Dois anos depois, a Geração Z do Quênia ainda cobra respostas do poder

Em junho de 2024, uma geração conectada e sem paciência para promessas vazias desceu às ruas do Quênia e reescreveu, pelo menos por um momento, as regras do jogo político africano. Jovens organizados por meio de redes como o TikTok e o X forçaram o presidente William Ruto a engolir o chamado Finance Bill 2024, um pacote tributário que previa novos impostos sobre itens básicos em um país já sufocado pelo custo de vida. O projeto foi retirado. Os manifestantes, porém, não foram embora — e dois anos depois, o eco daquelas semanas ainda ressoa nas ruas e nos parlamentos.

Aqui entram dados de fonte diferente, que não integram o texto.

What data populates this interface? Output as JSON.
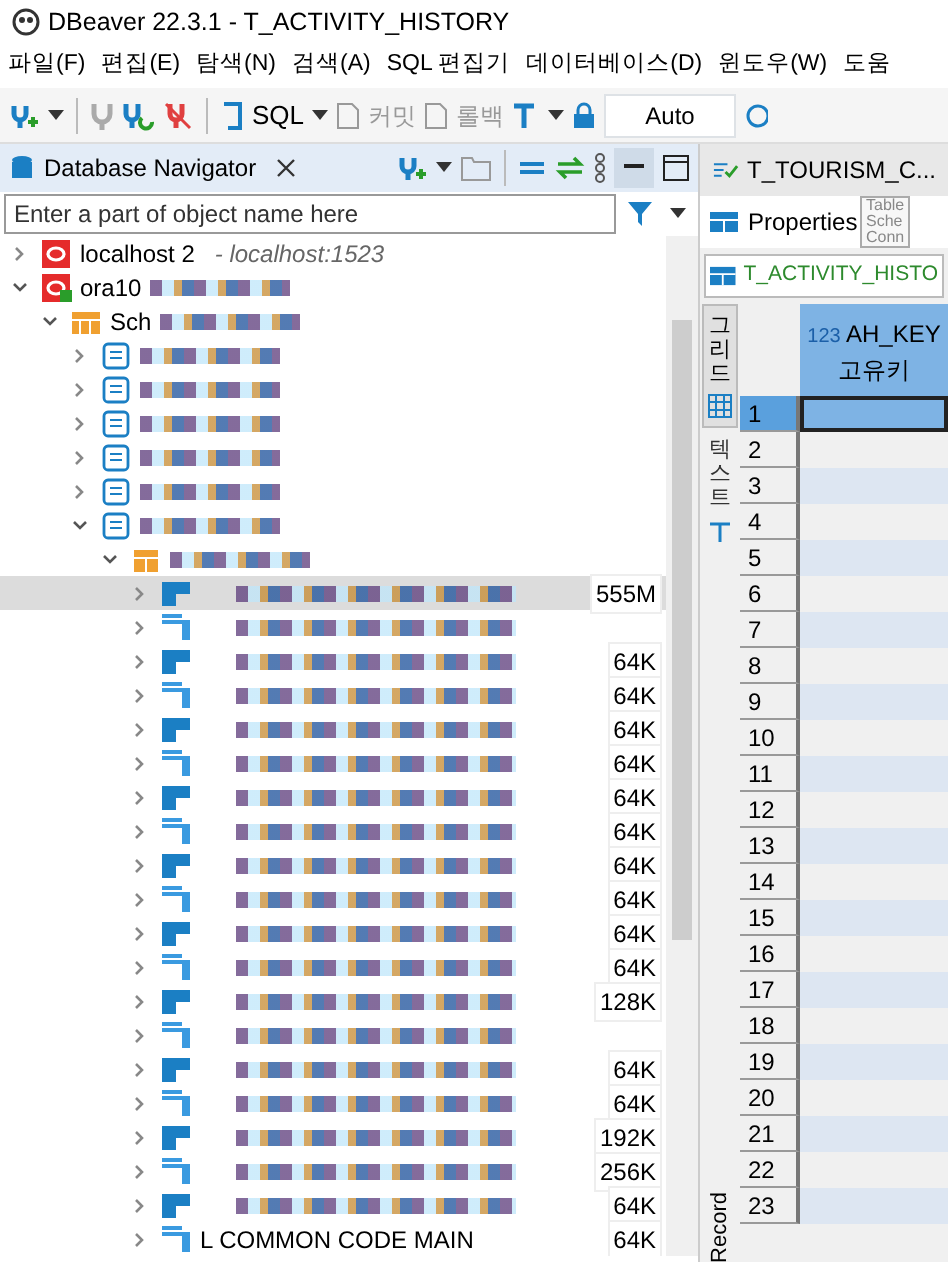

O que tornou o movimento singular não foi apenas a velocidade com que se espalhou, mas sua estrutura deliberadamente descentralizada. Sem líderes formais, sem partido e sem financiamento institucional, a mobilização desafiou os modelos tradicionais de oposição política no continente. Ativistas quenianos ressaltam que essa característica foi tanto uma força quanto uma vulnerabilidade: sem hierarquia, o movimento resistiu à cooptação, mas também encontrou dificuldades para transformar pressão de rua em agenda política sustentada.

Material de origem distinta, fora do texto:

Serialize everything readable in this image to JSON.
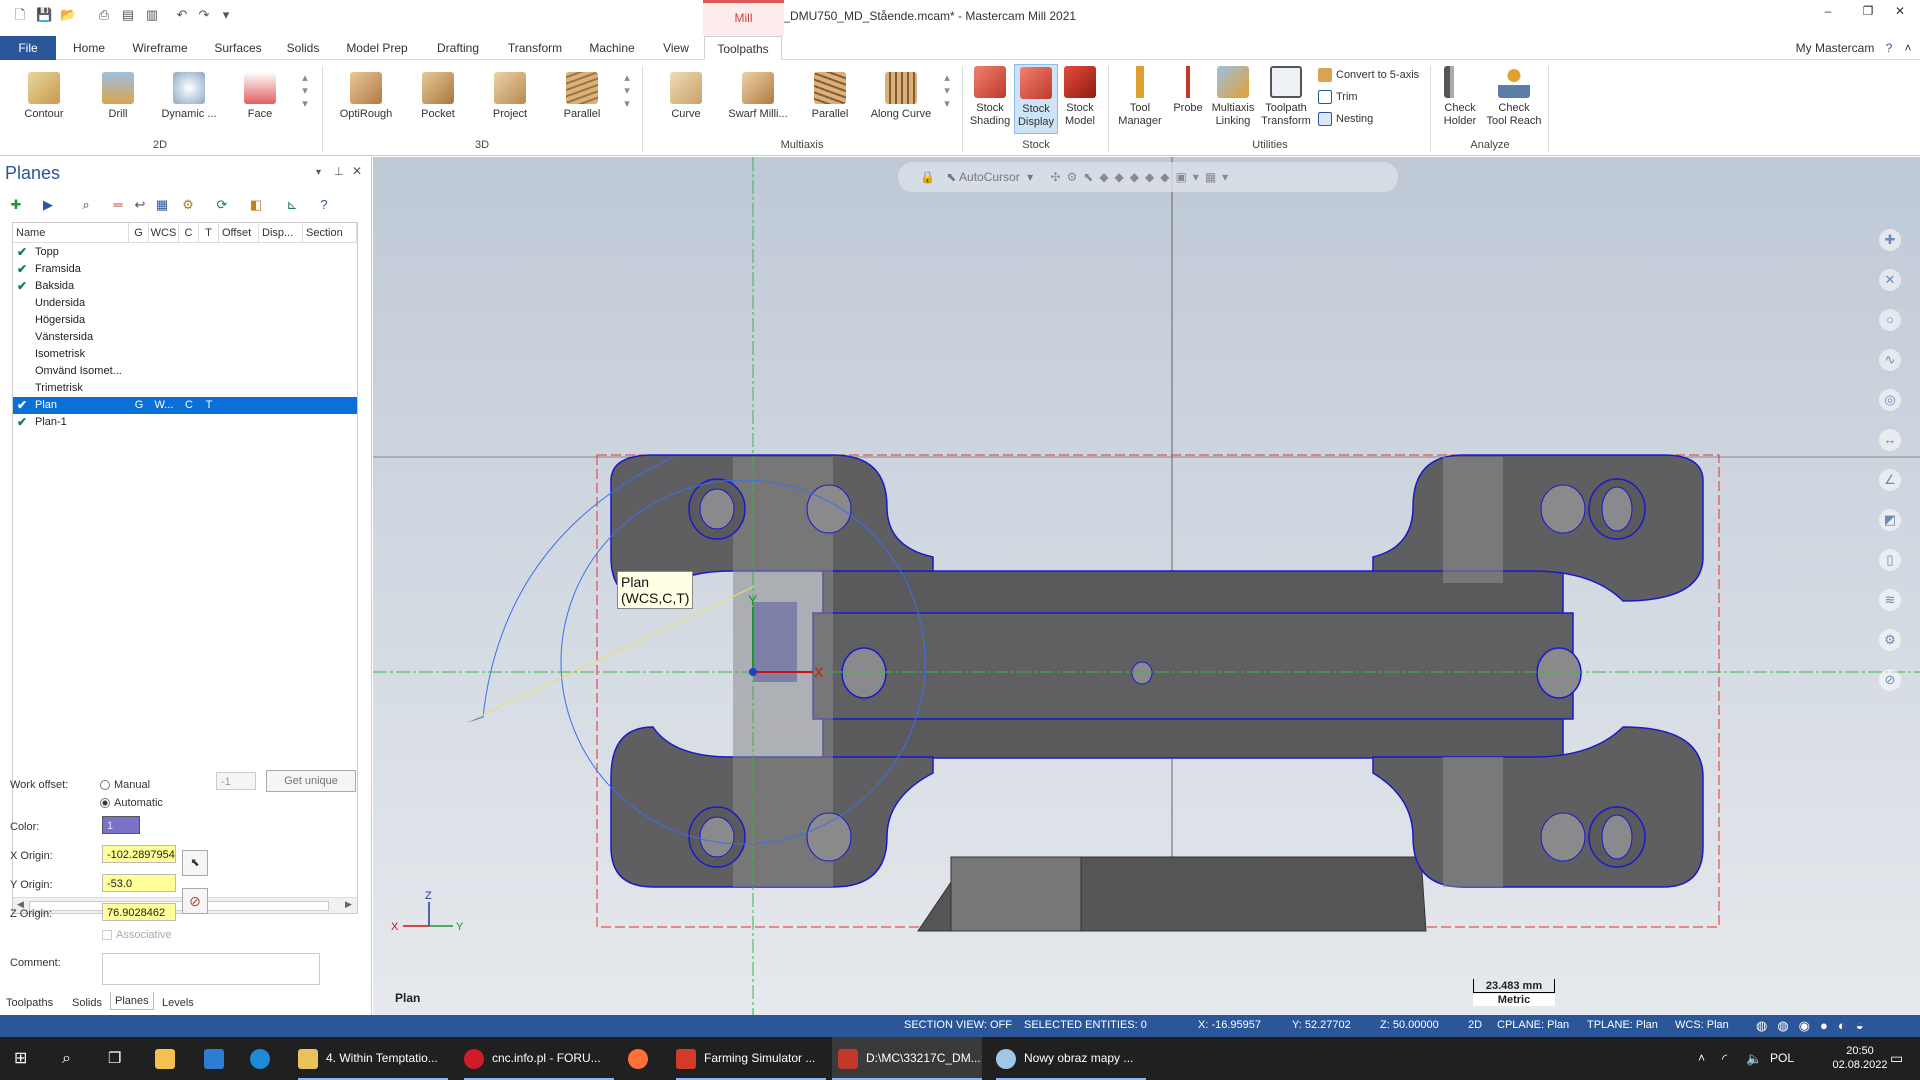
{
  "titlebar": {
    "doc_title": "D:\\MC\\33217C_DMU750_MD_Stående.mcam* - Mastercam Mill 2021",
    "context_tab": "Mill",
    "minimize": "–",
    "restore": "❐",
    "close": "✕"
  },
  "tabs": [
    "File",
    "Home",
    "Wireframe",
    "Surfaces",
    "Solids",
    "Model Prep",
    "Drafting",
    "Transform",
    "Machine",
    "View",
    "Toolpaths"
  ],
  "my_mastercam": "My Mastercam",
  "ribbon": {
    "g2d": {
      "label": "2D",
      "buttons": [
        "Contour",
        "Drill",
        "Dynamic ...",
        "Face"
      ]
    },
    "g3d": {
      "label": "3D",
      "buttons": [
        "OptiRough",
        "Pocket",
        "Project",
        "Parallel"
      ]
    },
    "gmulti": {
      "label": "Multiaxis",
      "buttons": [
        "Curve",
        "Swarf Milli...",
        "Parallel",
        "Along Curve"
      ]
    },
    "gstock": {
      "label": "Stock",
      "buttons": [
        "Stock\nShading",
        "Stock\nDisplay",
        "Stock\nModel"
      ]
    },
    "gutil": {
      "label": "Utilities",
      "buttons": [
        "Tool\nManager",
        "Probe",
        "Multiaxis\nLinking",
        "Toolpath\nTransform"
      ],
      "small": [
        "Convert to 5-axis",
        "Trim",
        "Nesting"
      ]
    },
    "ganalyze": {
      "label": "Analyze",
      "buttons": [
        "Check\nHolder",
        "Check\nTool Reach"
      ]
    }
  },
  "planes_panel": {
    "title": "Planes",
    "columns": [
      "Name",
      "G",
      "WCS",
      "C",
      "T",
      "Offset",
      "Disp...",
      "Section"
    ],
    "rows": [
      {
        "name": "Topp",
        "check": true
      },
      {
        "name": "Framsida",
        "check": true
      },
      {
        "name": "Baksida",
        "check": true
      },
      {
        "name": "Undersida",
        "check": false
      },
      {
        "name": "Högersida",
        "check": false
      },
      {
        "name": "Vänstersida",
        "check": false
      },
      {
        "name": "Isometrisk",
        "check": false
      },
      {
        "name": "Omvänd Isomet...",
        "check": false
      },
      {
        "name": "Trimetrisk",
        "check": false
      },
      {
        "name": "Plan",
        "check": true,
        "g": "G",
        "wcs": "W...",
        "c": "C",
        "t": "T",
        "selected": true
      },
      {
        "name": "Plan-1",
        "check": true
      }
    ],
    "work_offset_label": "Work offset:",
    "manual": "Manual",
    "automatic": "Automatic",
    "offset_value": "-1",
    "get_unique": "Get unique",
    "color_label": "Color:",
    "color_value": "1",
    "x_origin_label": "X Origin:",
    "x_origin": "-102.2897954",
    "y_origin_label": "Y Origin:",
    "y_origin": "-53.0",
    "z_origin_label": "Z Origin:",
    "z_origin": "76.9028462",
    "associative": "Associative",
    "comment_label": "Comment:",
    "bottom_tabs": [
      "Toolpaths",
      "Solids",
      "Planes",
      "Levels"
    ]
  },
  "viewport": {
    "autocursor": "AutoCursor",
    "tooltip_line1": "Plan",
    "tooltip_line2": "(WCS,C,T)",
    "view_name": "Plan",
    "scale_value": "23.483 mm",
    "scale_unit": "Metric",
    "axis_x": "X",
    "axis_y": "Y",
    "axis_z": "Z"
  },
  "status": {
    "section_view": "SECTION VIEW: OFF",
    "selected": "SELECTED ENTITIES: 0",
    "x": "X:   -16.95957",
    "y": "Y:   52.27702",
    "z": "Z:   50.00000",
    "mode": "2D",
    "cplane": "CPLANE: Plan",
    "tplane": "TPLANE: Plan",
    "wcs": "WCS: Plan"
  },
  "taskbar": {
    "items": [
      "4. Within Temptatio...",
      "cnc.info.pl - FORU...",
      "Farming Simulator ...",
      "D:\\MC\\33217C_DM...",
      "Nowy obraz mapy ..."
    ],
    "lang": "POL",
    "time": "20:50",
    "date": "02.08.2022"
  }
}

No aniversário de dois anos, os grupos que protagonizaram os protestos afirmam que as feridas estruturais do país permanecem abertas. A corrupção sistêmica no setor público, a taxa de desemprego juvenil acima de 30% e a falta de accountability de autoridades eleitas continuam sendo os principais pontos de tensão. Ao menos 39 pessoas morreram nos confrontos de 2024, segundo organizações de direitos humanos, e as famílias das vítimas ainda aguardam responsabilização formal.

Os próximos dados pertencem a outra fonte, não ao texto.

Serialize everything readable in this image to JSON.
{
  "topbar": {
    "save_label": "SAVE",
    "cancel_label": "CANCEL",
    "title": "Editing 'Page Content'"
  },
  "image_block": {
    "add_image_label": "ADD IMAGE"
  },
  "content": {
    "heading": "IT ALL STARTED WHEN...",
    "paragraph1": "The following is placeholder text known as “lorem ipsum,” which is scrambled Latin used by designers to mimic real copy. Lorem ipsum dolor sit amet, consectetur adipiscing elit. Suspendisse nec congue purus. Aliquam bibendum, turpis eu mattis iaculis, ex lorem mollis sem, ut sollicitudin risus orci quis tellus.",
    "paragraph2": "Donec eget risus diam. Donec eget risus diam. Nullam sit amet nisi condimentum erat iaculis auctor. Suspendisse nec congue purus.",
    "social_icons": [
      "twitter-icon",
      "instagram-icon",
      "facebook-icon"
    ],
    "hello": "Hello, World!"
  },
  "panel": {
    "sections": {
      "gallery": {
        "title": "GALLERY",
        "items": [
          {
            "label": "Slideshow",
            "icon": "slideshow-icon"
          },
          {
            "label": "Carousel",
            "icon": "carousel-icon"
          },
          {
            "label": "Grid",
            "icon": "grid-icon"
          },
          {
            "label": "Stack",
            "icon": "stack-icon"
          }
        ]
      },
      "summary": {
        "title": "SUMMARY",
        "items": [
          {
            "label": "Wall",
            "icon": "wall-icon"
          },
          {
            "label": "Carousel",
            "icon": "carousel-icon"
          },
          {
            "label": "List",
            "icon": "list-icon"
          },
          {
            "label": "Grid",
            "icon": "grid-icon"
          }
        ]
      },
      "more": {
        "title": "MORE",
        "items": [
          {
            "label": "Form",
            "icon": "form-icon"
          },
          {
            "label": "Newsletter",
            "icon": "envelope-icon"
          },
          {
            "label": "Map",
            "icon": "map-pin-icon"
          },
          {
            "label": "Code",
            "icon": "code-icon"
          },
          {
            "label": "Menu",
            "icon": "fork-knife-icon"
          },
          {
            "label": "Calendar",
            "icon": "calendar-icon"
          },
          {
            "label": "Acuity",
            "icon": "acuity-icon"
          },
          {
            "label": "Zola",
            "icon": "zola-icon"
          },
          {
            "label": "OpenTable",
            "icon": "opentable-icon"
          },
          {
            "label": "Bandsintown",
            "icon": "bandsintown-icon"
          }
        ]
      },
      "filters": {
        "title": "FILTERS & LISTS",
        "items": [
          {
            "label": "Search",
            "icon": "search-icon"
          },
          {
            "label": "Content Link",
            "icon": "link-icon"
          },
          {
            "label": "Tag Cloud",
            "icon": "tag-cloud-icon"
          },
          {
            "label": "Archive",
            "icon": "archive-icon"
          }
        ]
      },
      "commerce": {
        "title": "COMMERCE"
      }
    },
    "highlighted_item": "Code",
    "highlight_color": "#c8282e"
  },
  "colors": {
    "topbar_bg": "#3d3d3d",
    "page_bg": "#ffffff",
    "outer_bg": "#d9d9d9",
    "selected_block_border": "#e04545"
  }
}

O legado mais duradouro, no entanto, pode ser comportamental. A Geração Z queniana demonstrou que a mobilização digital pode ter consequências políticas reais, inspirando movimentos similares em Uganda, Nigéria e Zimbábue. No Quênia, parlamentares que apoiaram o projeto tributário enfrentaram pressão eleitoral intensa nas urnas subsequentes, sinalizando que a memória coletiva do movimento se converteu em capital político. Para os analistas, o que nasceu como protesto está se consolidando como uma nova forma de cidadania — mais exigente, mais vigilante e menos disposta a aceitar o ciclo de promessas e decepções que marcou gerações anteriores.